Saturday, December 1, 2012

Basic Terrain

I was looking into different literature for generating terrains and finally decided to start off with the basic one - using height fields. The following is an algorithm to generate a simple terrain to start off with.

  • Get a heightfield (you can get it using an image or generate it using noise). I decided to use Perlin noise to create a heightfield.
  • Create a flat triangular mesh (flat = y-coordinate is same for all the vertices).
  • Perturb the vertices in the vertex shader using the heightfield values. The noise is generated in the vertex shader itself. More details on the noise generated below.
  • Shade the mesh in the fragment shader. Can shade with different colors based on elevation too.
The noise function that I used was adapted from http://www.sci.utah.edu/~leenak/IndStudy_reportfall/PNoiseCode.txt.

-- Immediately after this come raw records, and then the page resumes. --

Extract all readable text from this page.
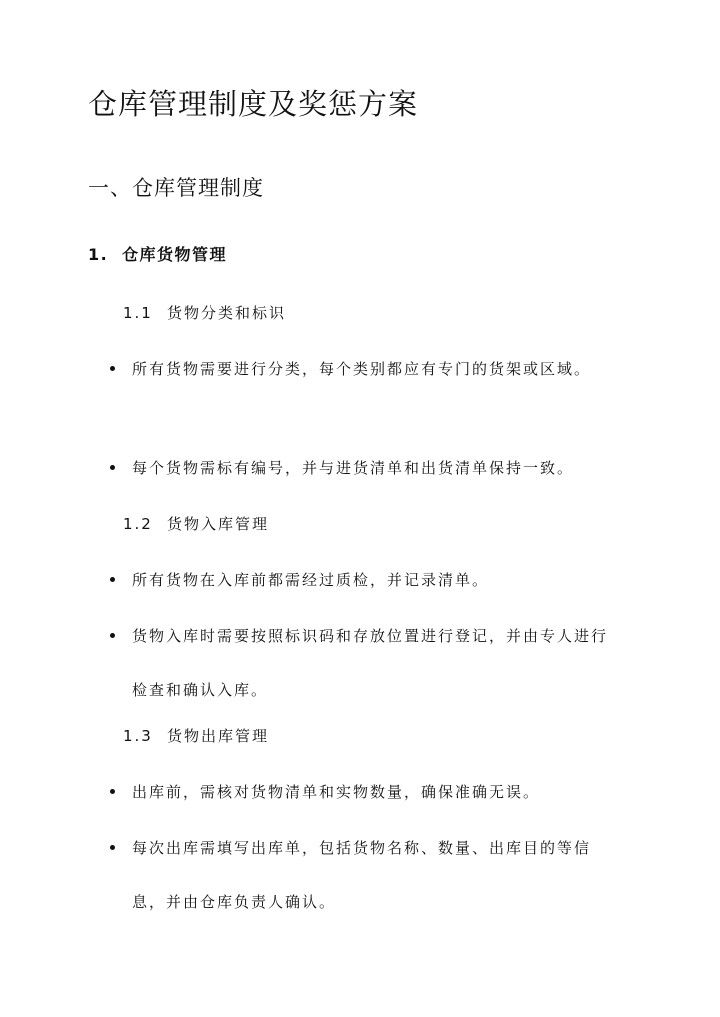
仓库管理制度及奖惩方案
一、仓库管理制度
1. 仓库货物管理
1.1 货物分类和标识
所有货物需要进行分类，每个类别都应有专门的货架或区域。
每个货物需标有编号，并与进货清单和出货清单保持一致。
1.2 货物入库管理
所有货物在入库前都需经过质检，并记录清单。
货物入库时需要按照标识码和存放位置进行登记，并由专人进行检查和确认入库。
1.3 货物出库管理
出库前，需核对货物清单和实物数量，确保准确无误。
每次出库需填写出库单，包括货物名称、数量、出库目的等信息，并由仓库负责人确认。
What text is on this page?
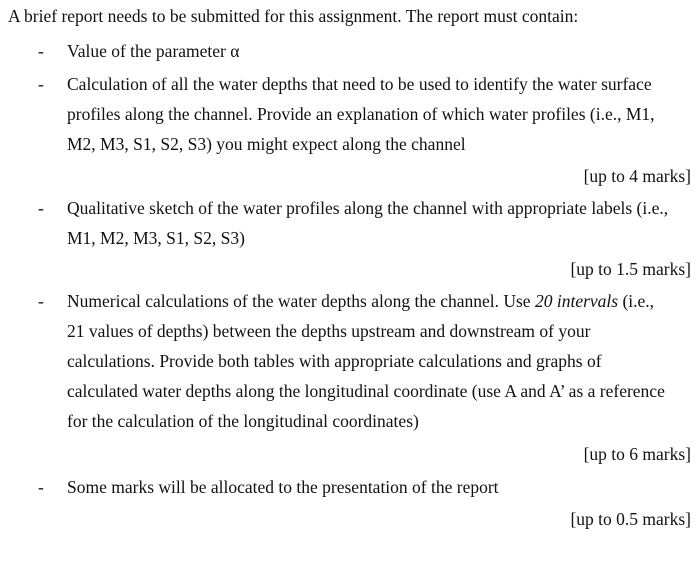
A brief report needs to be submitted for this assignment. The report must contain:
-	Value of the parameter α
-	Calculation of all the water depths that need to be used to identify the water surface
profiles along the channel. Provide an explanation of which water profiles (i.e., M1,
M2, M3, S1, S2, S3) you might expect along the channel
[up to 4 marks]
-	Qualitative sketch of the water profiles along the channel with appropriate labels (i.e.,
M1, M2, M3, S1, S2, S3)
[up to 1.5 marks]
-	Numerical calculations of the water depths along the channel. Use 20 intervals (i.e.,
21 values of depths) between the depths upstream and downstream of your
calculations. Provide both tables with appropriate calculations and graphs of
calculated water depths along the longitudinal coordinate (use A and A’ as a reference
for the calculation of the longitudinal coordinates)
[up to 6 marks]
-	Some marks will be allocated to the presentation of the report
[up to 0.5 marks]
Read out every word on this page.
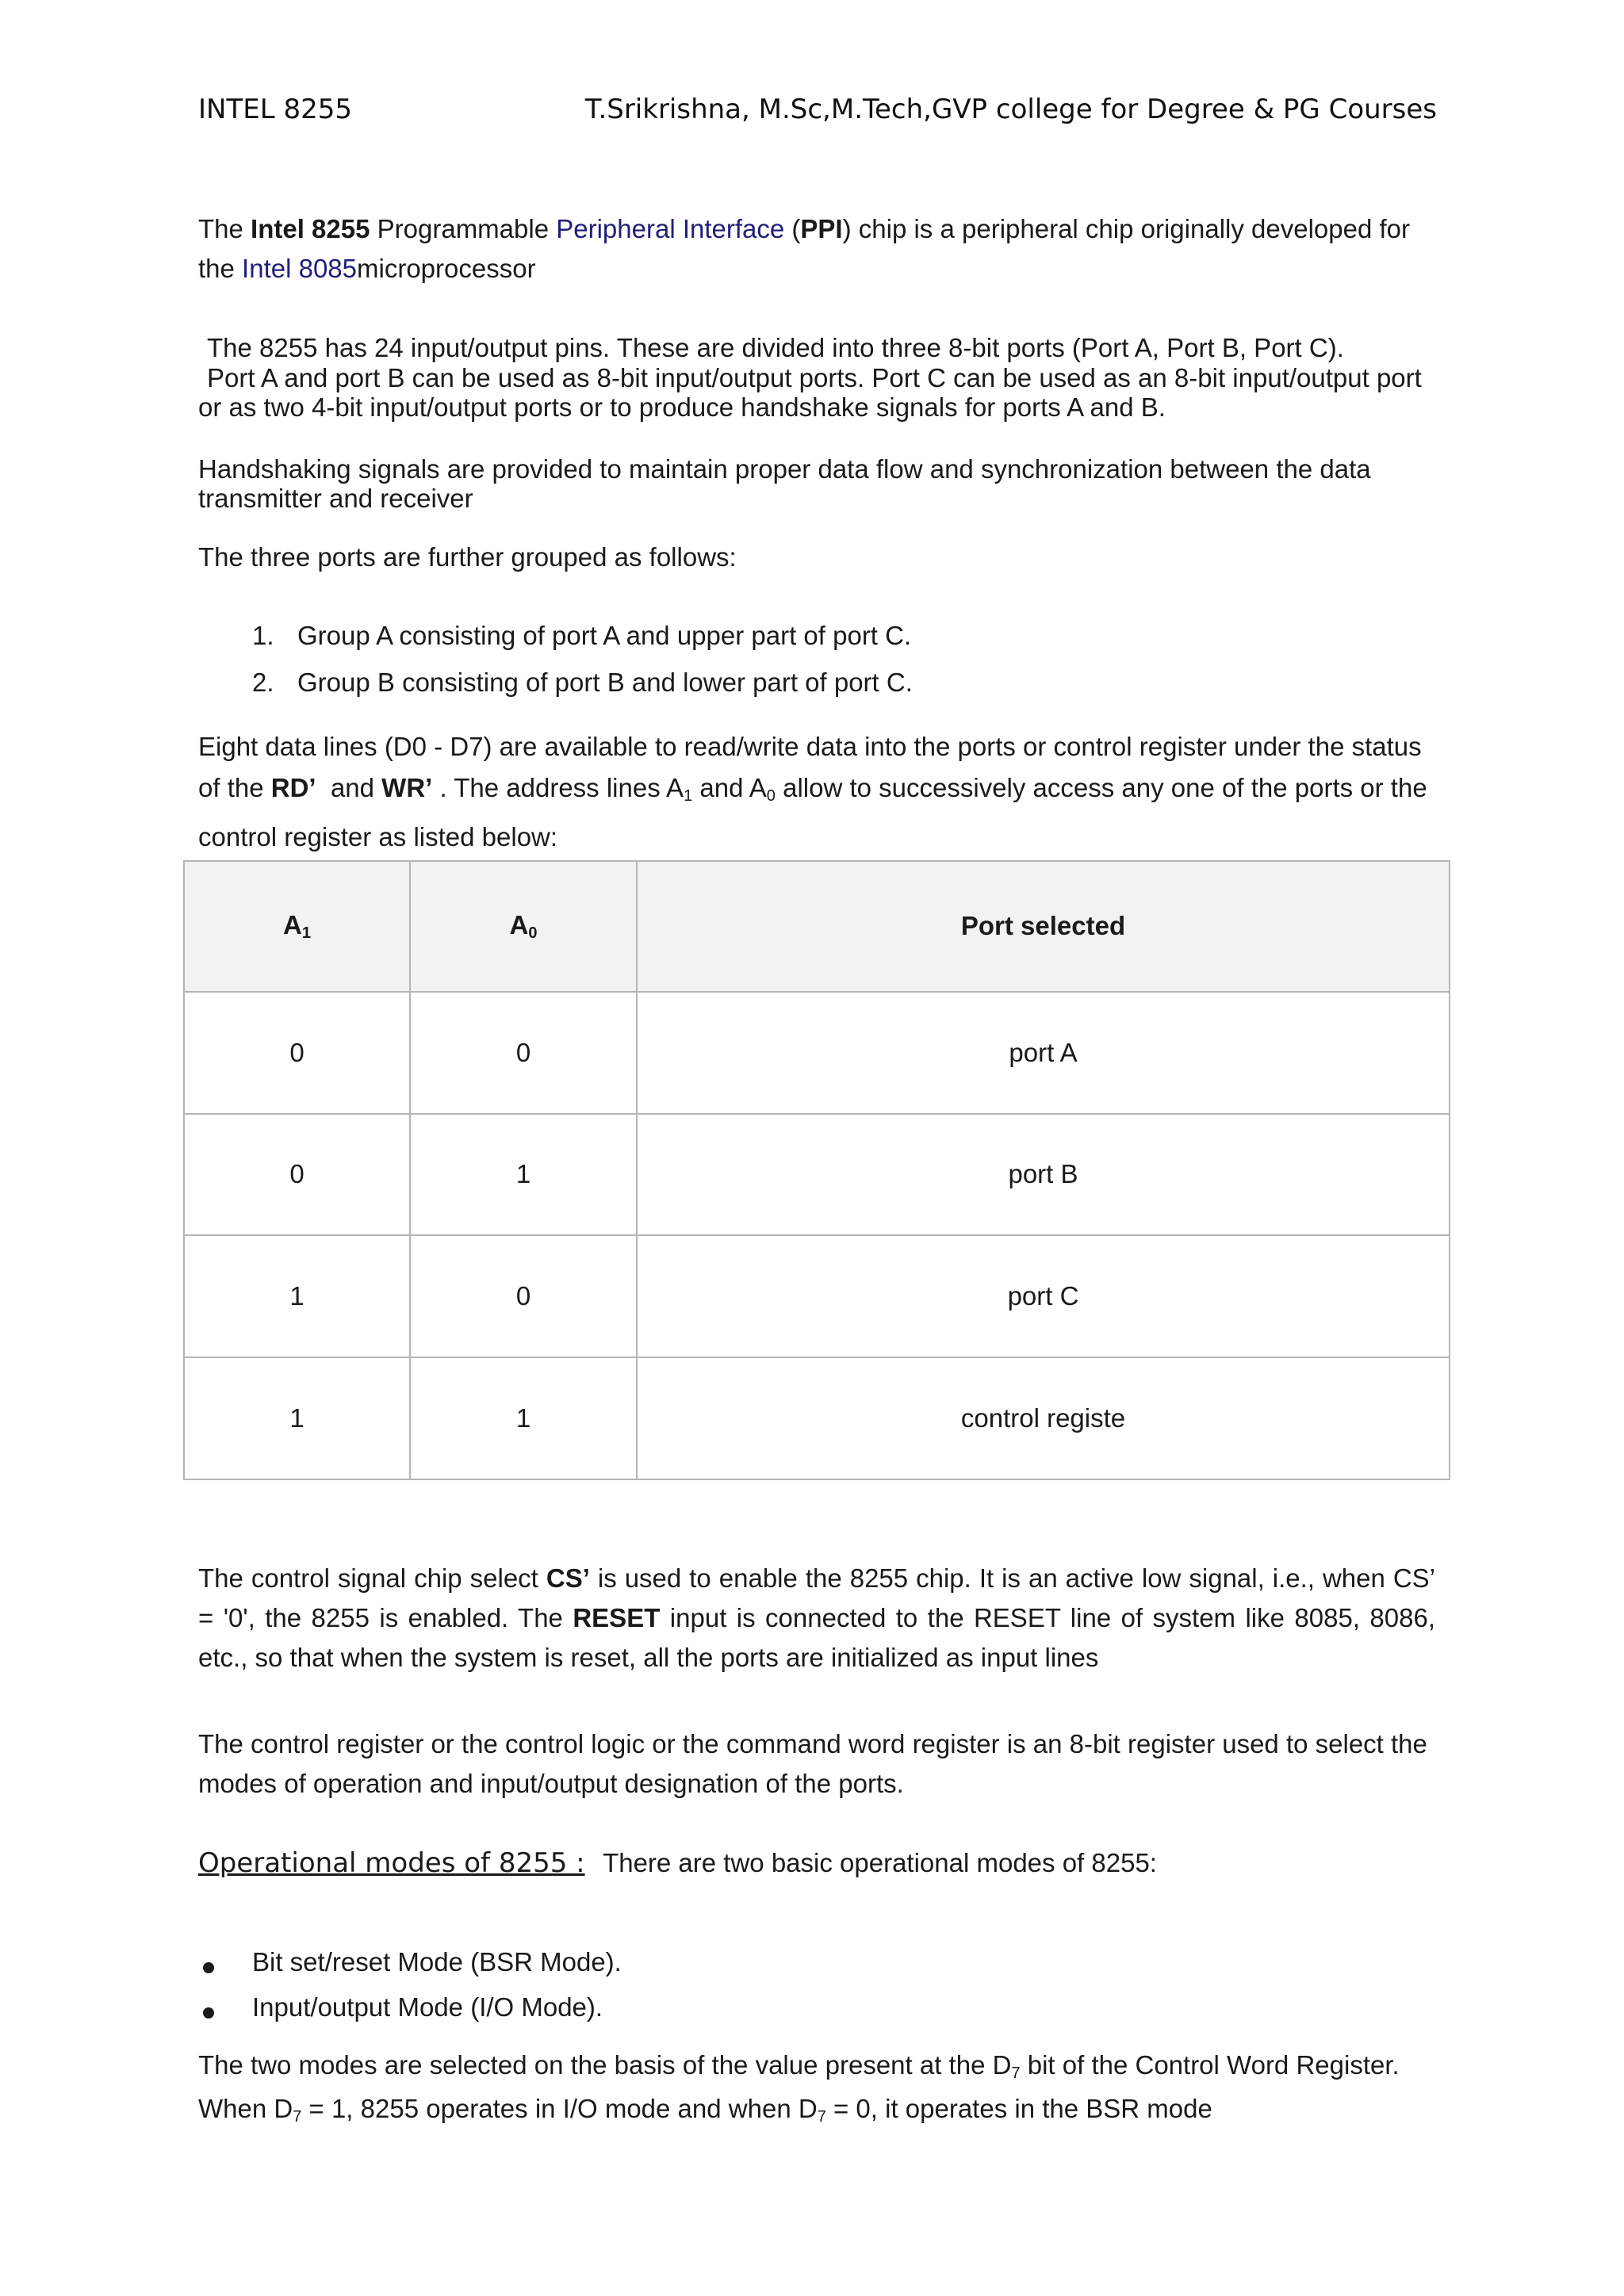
INTEL 8255	T.Srikrishna, M.Sc,M.Tech,GVP college for Degree & PG Courses
The Intel 8255 Programmable Peripheral Interface (PPI) chip is a peripheral chip originally developed for the Intel 8085microprocessor
The 8255 has 24 input/output pins. These are divided into three 8-bit ports (Port A, Port B, Port C).
Port A and port B can be used as 8-bit input/output ports. Port C can be used as an 8-bit input/output port
or as two 4-bit input/output ports or to produce handshake signals for ports A and B.
Handshaking signals are provided to maintain proper data flow and synchronization between the data
transmitter and receiver
The three ports are further grouped as follows:
1. Group A consisting of port A and upper part of port C.
2. Group B consisting of port B and lower part of port C.
Eight data lines (D0 - D7) are available to read/write data into the ports or control register under the status of the RD’ and WR’ . The address lines $A_1$ and $A_0$ allow to successively access any one of the ports or the control register as listed below:
$A_1$	$A_0$	Port selected
0	0	port A
0	1	port B
1	0	port C
1	1	control registe
The control signal chip select CS’ is used to enable the 8255 chip. It is an active low signal, i.e., when CS’ = '0', the 8255 is enabled. The RESET input is connected to the RESET line of system like 8085, 8086, etc., so that when the system is reset, all the ports are initialized as input lines
The control register or the control logic or the command word register is an 8-bit register used to select the modes of operation and input/output designation of the ports.
Operational modes of 8255 : There are two basic operational modes of 8255:
Bit set/reset Mode (BSR Mode).
Input/output Mode (I/O Mode).
The two modes are selected on the basis of the value present at the $D_7$ bit of the Control Word Register.
When $D_7 = 1$, 8255 operates in I/O mode and when $D_7 = 0$, it operates in the BSR mode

Perlin noise generates random values based on a Hermite curve. This gives a continuous value for the randomly generated values. It randomly generates values based on a frequency that you pass in and generate a curve based oin these values. THe intermediate values are then determined using this curve. I clamped the output a bit so that I have more flat areas in my terrain.
Shown below are outputs generated from my first stab at the algorithm. The images display the mesh instead of the shaded polygons as I haven't yet calculated normals for the primitives.

 Basic Mesh Output

Terrain Depth

Color coded based on height

Next Steps:
  • Calculate normals for the primitives.
  • Shade terrain using the normal values (diffuse shading).
  • Tessellate the geometry using the Tessellation Shader.